Output: an array res of length N-w +1, where res[I] represents the maximum value for each window state. In this case, the result should return {5,5,5,4,6,7}.
- “Answer”
func getMaxWindow(array: Array<Int>, windowSize w: Int) -> Array<Int> {
if array.isEmpty || w < 1 || array.count < w {
return[]}2. The element in the first subscript stored in qmax is the largest element in the current subarray */
var qmax = [Int] ()// Initialize an array of length (array.count -w + 1)
var res = Array.init(repeating: 0.count: (array.count - w + 1))
var index: Int = 0
for i in (0..<array.count) {
/************* Qmax entry rule ***************/
/ / qmax isn't empty
while! qmax.isEmpty && array[qmax.last!] <= array[i] { qmax.removeLast() }// If qmax is empty, just add the subscript
/ / if the array [qmax last!] > array[I], add the subscript directly to it
qmax.append(i)
/************* Qmax eject rule ***************/
// If the subscript expires, delete the most recent expired element
if let firstIndex = qmax.first {
if firstIndex == (i - w) {
qmax.removeFirst()
}
}
/* This condition ensures that every element in the first window has been traversed.
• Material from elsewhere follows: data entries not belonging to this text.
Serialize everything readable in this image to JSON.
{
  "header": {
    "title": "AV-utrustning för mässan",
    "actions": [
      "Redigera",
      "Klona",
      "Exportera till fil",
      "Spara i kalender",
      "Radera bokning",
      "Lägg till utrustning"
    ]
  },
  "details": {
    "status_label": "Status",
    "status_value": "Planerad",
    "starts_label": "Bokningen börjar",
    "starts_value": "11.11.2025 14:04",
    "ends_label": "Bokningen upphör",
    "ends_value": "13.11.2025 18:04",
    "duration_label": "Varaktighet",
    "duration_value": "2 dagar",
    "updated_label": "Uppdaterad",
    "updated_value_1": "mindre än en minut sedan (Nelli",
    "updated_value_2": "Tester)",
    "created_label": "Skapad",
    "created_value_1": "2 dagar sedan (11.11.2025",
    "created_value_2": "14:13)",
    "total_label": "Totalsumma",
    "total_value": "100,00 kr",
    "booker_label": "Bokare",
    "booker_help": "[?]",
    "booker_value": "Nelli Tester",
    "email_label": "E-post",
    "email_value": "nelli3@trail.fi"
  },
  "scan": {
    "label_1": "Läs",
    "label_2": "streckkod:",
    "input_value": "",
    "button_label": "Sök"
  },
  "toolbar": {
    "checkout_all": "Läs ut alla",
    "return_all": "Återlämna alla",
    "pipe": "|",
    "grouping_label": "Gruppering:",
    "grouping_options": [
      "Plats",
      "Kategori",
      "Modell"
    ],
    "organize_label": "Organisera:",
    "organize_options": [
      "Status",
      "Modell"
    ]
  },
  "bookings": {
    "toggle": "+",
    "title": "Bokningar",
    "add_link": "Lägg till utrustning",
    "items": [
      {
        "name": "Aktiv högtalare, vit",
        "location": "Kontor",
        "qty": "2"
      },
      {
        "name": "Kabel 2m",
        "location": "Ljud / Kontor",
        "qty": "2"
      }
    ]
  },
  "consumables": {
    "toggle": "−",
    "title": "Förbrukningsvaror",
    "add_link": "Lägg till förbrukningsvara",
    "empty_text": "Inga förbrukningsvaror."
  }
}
In this case, the subarray of the first window is [4, 3, 5], so I will know that 5 is the maximum value in the subarray until I reaches 2. Each subsequent move produces a maximum */
if i >= w - 1 {
if index <= res.count - 1 {// Make sure you don't cross the line
if let fistIndex = qmax.first {
res[index] = array[fistIndex]
}
index += 1}}}return res
}
Copy the codeNow let’s test it out:
let array1 = [4.3.5.4.3.3.6.7]
print(getMaxWindow(array: array1, windowSize: 3))
let array2 = [44.31.53.14.23.93.46.27]
print(getMaxWindow(array: array2, windowSize: 4))
/ * printing results for: [5, 5, 5, 4, 6, 7] [53, 53, 93, 93, 93] * /
Copy the codeThe number of subarrays whose maximum minus minimum is less than or equal to num
- 【 title 】
- Given arr and num, return the number of subarrays that satisfy the following conditions:
max(arr[i..j])-min(arr[i..j])<=numMax (arr[I..j]) represents the maximum value in the subarray ARr [I..j], and min (arr[I..j]) represents the minimum value in the subarray ARr [I..j].
- Given arr and num, return the number of subarrays that satisfy the following conditions:
- 【 for 】
- If the array length is N, implement the time complexity of O (N) solution.
- “Answer”
func getNum(array: Array<Int>, num: Int) -> Int {
if array.isEmpty || array.count= =0 {
return 0
}
// The first element represents the subscript of the maximum value in the current subarray
var qmax = [Int] ()// The first element represents the subscript of the minimum value in the current subarray
var qmin = [Int] ()// Indicates the range of the array
var i = 0
var j = 0
// The number of subarrays that satisfy the condition
var res = 0
while i < array.count {
while j < array.count {
while! qmin.isEmpty && array[qmin.last!] >= array[j] { qmin.removeLast() } qmin.append(j)while! qmax.isEmpty && array[qmax.last!] <= array[j] { qmax.removeLast() } qmax.append(j)// j stops expanding to the right
ifarray[qmax.first!] - array[qmin.first!] > num {break
}
/ / j expansion to the right
j += 1
}
if let firstIndex = qmin.first {
if firstIndex == i {
qmin.removeFirst()
}
}
if let firstIndex = qmax.first {
if firstIndex == i {
qmax.removeFirst()
}
}
/ / assuming I = 0, j = 5: [0.. 4], [0.. 3], [0.. 2], [0.. 1], [0.. 0], a total of (j - I) an eligible subarray
Array [I..j-1]->array[I.. I] subarrays are all valid, so res += j-i
res += (j - i)
i += 1
}
return res
}
Copy the codeNow let’s test it out:
let array = [3.4.5.7]
print(getNum(array: array, num: 2))
/ * conform to the requirements of the array are: [3] [4] [5] [7] [3, 4] [5, 7] [4, 5] [3, 4, 5] * /
Copy the codeThis is the end of this article, if you feel confused, you can directly through Xcode for step by step debugging, here is the code I wrote
Afterword.
This chapter only realized part of the title of the first chapter, and I will make it up later when I have time. As for the remaining chapters, I will make them up with my reading progress. If you enjoyed this article, please give it a thumbs up as a future inspiration. Thank you !!!!